独自に確保した保守用部品を使ってできる限り修理業務を継続する努力を続けてきたとのことですが、保守用部品の供給が停止されてから5年が経過し、在庫が払底。今後状況が改善される見通しもないことから、修理等のアフターサービス業務の全てを終了するに至ったとのことです。
OPPO Digitalのオーディオ・ビジュアル製品というと、UHD BDプレーヤー「UDP-205」「UDP-203」、USB-DAC「Sonica DAC」、DAC内蔵ポータブルヘッドホンアンプ「HA-2」、平面磁界駆動型ヘッドホン「PM-3」などがありました。
いずれも高い評価を受けている機器ばかりですが、4K Ultra HD Blu-rayをはじめとして、Blu-ray、CD、SACD、DVD Audioなどハイファイ系12cmディスクすべてを再生できるユニバーサルプレーヤーとして「UDP-205」(2017年発売)の人気・評価がとりわけ高いものがありました。DACやネットワークオーディオプレーヤー機能も搭載した、まさに全部入りのディスクプレーヤーでした。
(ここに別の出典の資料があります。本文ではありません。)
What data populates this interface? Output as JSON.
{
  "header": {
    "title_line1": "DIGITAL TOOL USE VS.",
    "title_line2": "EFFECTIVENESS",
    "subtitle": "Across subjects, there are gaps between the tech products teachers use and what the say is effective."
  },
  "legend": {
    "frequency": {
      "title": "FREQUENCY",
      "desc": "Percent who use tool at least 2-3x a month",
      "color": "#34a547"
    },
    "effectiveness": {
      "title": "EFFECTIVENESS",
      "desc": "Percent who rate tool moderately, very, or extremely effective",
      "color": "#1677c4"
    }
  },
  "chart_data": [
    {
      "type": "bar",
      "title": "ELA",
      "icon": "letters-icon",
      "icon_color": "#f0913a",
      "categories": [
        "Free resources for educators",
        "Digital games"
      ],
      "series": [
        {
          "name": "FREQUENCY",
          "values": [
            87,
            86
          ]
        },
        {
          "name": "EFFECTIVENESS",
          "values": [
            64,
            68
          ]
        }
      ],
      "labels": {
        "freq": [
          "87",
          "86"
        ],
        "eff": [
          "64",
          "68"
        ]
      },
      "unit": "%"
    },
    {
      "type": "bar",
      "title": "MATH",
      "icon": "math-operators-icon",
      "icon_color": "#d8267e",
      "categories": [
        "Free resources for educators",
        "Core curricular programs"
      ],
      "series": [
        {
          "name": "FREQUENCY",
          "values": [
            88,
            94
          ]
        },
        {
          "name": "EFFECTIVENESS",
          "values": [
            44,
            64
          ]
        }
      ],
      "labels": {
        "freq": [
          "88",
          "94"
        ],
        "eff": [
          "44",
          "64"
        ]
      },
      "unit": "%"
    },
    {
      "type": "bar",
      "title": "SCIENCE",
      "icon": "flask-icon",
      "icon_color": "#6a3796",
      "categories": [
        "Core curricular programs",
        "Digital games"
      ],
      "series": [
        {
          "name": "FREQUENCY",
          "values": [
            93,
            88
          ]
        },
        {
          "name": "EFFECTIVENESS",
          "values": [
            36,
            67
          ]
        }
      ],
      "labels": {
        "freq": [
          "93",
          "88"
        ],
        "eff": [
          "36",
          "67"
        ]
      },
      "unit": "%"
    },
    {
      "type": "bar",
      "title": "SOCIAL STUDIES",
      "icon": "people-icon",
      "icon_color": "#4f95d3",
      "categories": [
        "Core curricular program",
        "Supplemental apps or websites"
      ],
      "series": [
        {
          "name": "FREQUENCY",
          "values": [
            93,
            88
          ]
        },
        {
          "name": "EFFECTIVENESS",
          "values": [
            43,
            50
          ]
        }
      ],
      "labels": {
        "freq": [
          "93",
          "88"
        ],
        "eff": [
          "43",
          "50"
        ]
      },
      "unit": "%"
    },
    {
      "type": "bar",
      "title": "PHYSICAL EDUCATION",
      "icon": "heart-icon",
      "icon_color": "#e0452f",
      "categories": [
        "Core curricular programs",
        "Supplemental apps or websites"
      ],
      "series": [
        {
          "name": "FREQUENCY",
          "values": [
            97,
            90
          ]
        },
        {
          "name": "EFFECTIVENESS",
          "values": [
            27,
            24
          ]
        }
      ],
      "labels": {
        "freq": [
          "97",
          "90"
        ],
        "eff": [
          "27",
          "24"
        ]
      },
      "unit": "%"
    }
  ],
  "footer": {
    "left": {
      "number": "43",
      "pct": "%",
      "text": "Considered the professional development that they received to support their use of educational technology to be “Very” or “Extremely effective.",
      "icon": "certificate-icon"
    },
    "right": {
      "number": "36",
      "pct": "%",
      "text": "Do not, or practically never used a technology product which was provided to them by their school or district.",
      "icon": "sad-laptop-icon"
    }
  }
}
映像系ディスクも含めたユニバーサルプレーヤー兼DAC/ネットワークオーディオプレーヤーは、オーディオ・ビジュアルを一台の機器で賄いたい向きにはありがたい存在であり、「UDP-205」の人気はUHD BDプレーヤーを軸としてユニバーサルプレーヤー兼DAC/ネットワークオーディオプレーヤーの需要を示した動きと思われました。
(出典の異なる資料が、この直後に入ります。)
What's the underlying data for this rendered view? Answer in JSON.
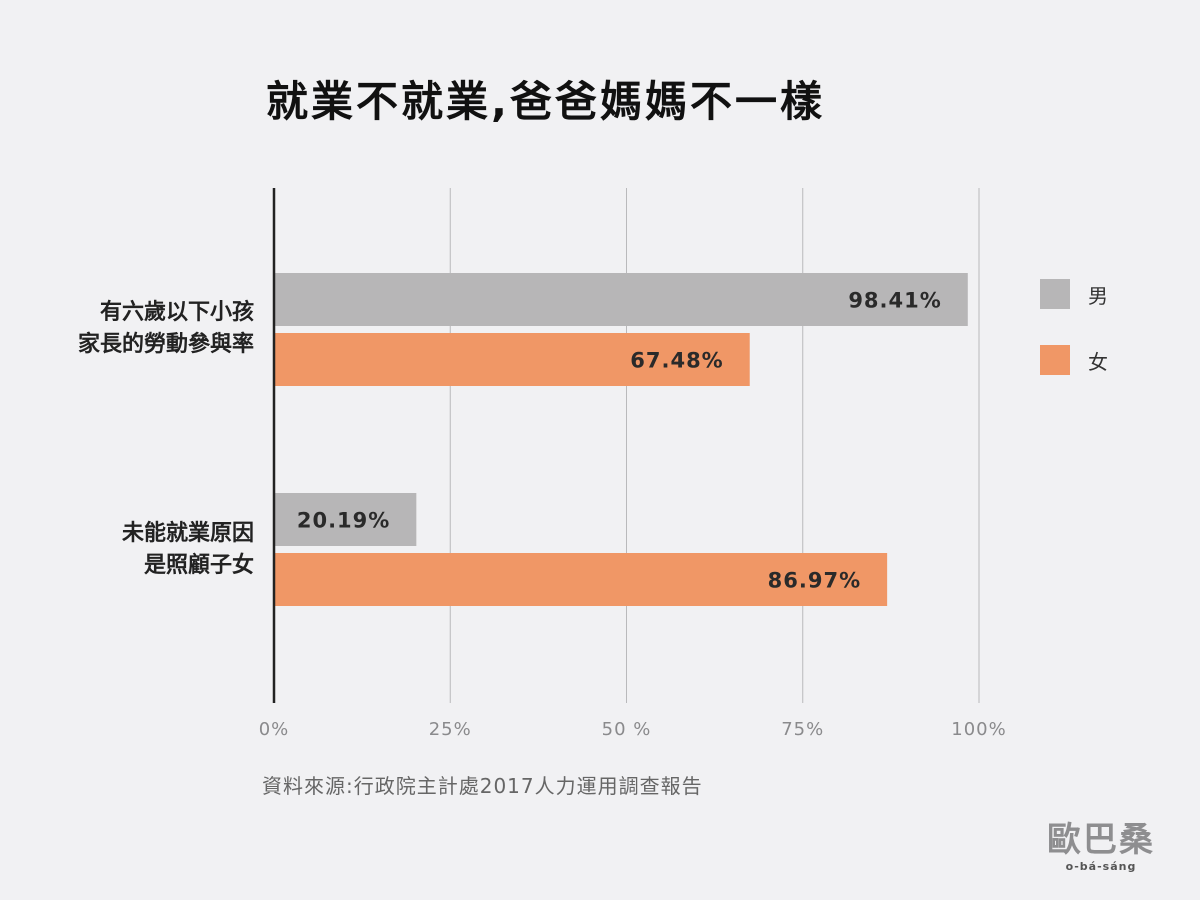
{
  "chart_data": {
    "type": "bar",
    "orientation": "horizontal",
    "title": "就業不就業,爸爸媽媽不一樣",
    "categories": [
      [
        "有六歲以下小孩",
        "家長的勞動參與率"
      ],
      [
        "未能就業原因",
        "是照顧子女"
      ]
    ],
    "series": [
      {
        "name": "男",
        "color": "#b7b6b7",
        "values": [
          98.41,
          20.19
        ],
        "labels": [
          "98.41%",
          "20.19%"
        ]
      },
      {
        "name": "女",
        "color": "#f09766",
        "values": [
          67.48,
          86.97
        ],
        "labels": [
          "67.48%",
          "86.97%"
        ]
      }
    ],
    "xlim": [
      0,
      100
    ],
    "xticks": [
      0,
      25,
      50,
      75,
      100
    ],
    "xtick_labels": [
      "0%",
      "25%",
      "50 %",
      "75%",
      "100%"
    ],
    "grid": true,
    "legend_position": "right"
  },
  "source": "資料來源:行政院主計處2017人力運用調查報告",
  "logo": {
    "mark": "歐巴桑",
    "subtitle": "o-bá-sáng"
  }
}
ところが、「UDP-205」以外にめぼしいライバル機が現れないまま2018年4月に「UDP-205」の販売が終了、その後も「UDP-205」の音質・機能性・利便性の総合力に迫るライバルも現れなかったため、「UDP-205」を確保してメンテして使い続けるユーザーが相当数いるという状況が今日まで続いていたわけです。「UDP-205」はSACDなどのアナログマルチch出力、ステレオXLRバランス出力があるのも大きいようです。
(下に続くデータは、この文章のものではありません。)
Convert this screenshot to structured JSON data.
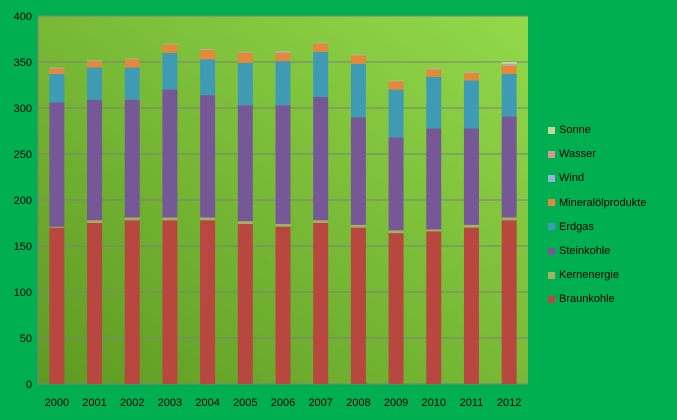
{
  "chart_data": {
    "type": "bar",
    "stacked": true,
    "title": "",
    "xlabel": "",
    "ylabel": "",
    "ylim": [
      0,
      400
    ],
    "yticks": [
      0,
      50,
      100,
      150,
      200,
      250,
      300,
      350,
      400
    ],
    "grid": true,
    "legend_position": "right",
    "categories": [
      "2000",
      "2001",
      "2002",
      "2003",
      "2004",
      "2005",
      "2006",
      "2007",
      "2008",
      "2009",
      "2010",
      "2011",
      "2012"
    ],
    "series": [
      {
        "name": "Braunkohle",
        "color": "#b8473f",
        "values": [
          170,
          175,
          178,
          178,
          178,
          174,
          171,
          175,
          170,
          164,
          166,
          170,
          178
        ]
      },
      {
        "name": "Kernenergie",
        "color": "#a3b065",
        "values": [
          1,
          3,
          3,
          3,
          3,
          3,
          3,
          3,
          3,
          3,
          2,
          3,
          3
        ]
      },
      {
        "name": "Steinkohle",
        "color": "#765896",
        "values": [
          135,
          131,
          128,
          139,
          133,
          126,
          129,
          134,
          117,
          101,
          110,
          105,
          110
        ]
      },
      {
        "name": "Erdgas",
        "color": "#3f9bb3",
        "values": [
          31,
          35,
          35,
          40,
          39,
          46,
          48,
          49,
          58,
          52,
          56,
          52,
          46
        ]
      },
      {
        "name": "Mineralölprodukte",
        "color": "#e5883a",
        "values": [
          6,
          7,
          9,
          9,
          10,
          11,
          9,
          9,
          9,
          9,
          8,
          8,
          9
        ]
      },
      {
        "name": "Wind",
        "color": "#95b3d7",
        "values": [
          0.5,
          0.5,
          0.5,
          0.5,
          0.5,
          0.5,
          1,
          0.5,
          0.5,
          0.5,
          0.5,
          0.5,
          1
        ]
      },
      {
        "name": "Wasser",
        "color": "#d99694",
        "values": [
          0.3,
          0.3,
          0.3,
          0.3,
          0.3,
          0.3,
          0.5,
          0.3,
          0.3,
          0.3,
          0.3,
          0.3,
          1
        ]
      },
      {
        "name": "Sonne",
        "color": "#c3d69b",
        "values": [
          0.2,
          0.2,
          0.2,
          0.2,
          0.2,
          0.2,
          0.5,
          0.2,
          0.2,
          0.2,
          0.2,
          0.2,
          2
        ]
      }
    ]
  }
}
しかし、ついにメンテ用の部品も底を突いたようで、アフターサービス終了の無情なアナウンス。
なお、2023年現在は、REAVONのユニバーサルプレーヤー「UBR-X200」(実売約30万円)が「UD-205」に最も近い機能性(SACDなどのアナログマルチch出力、ステレオXLRバランス出力もある)とグレードを備えた現行品であり、いくらかの機能性のマイナス(Wi-Fi機能やタブレット/スマホ用アプリが無い、TIDALなどの高音質音楽ストリーミング・サービスやNetflixなどの映像配信に対応していない、ヘッドホン出力がない)はありますが、画質面では上、音質も拮抗しているという評価もあり、アフターサービスのことを考えると「UDP-205」の代替機となりえるのではないでしょうか?
もちろん、アフターサービスのない「UDP-205」を使い続けるのも自由だとは思いますし、ディスク部分が壊れてもDACなどは使えるでしょうし。
いずれにしても、高音質オーディオ再生に対応した映像ディスクプレーヤーというものが過去のものになりつつある、ということを感じさせられる事態です。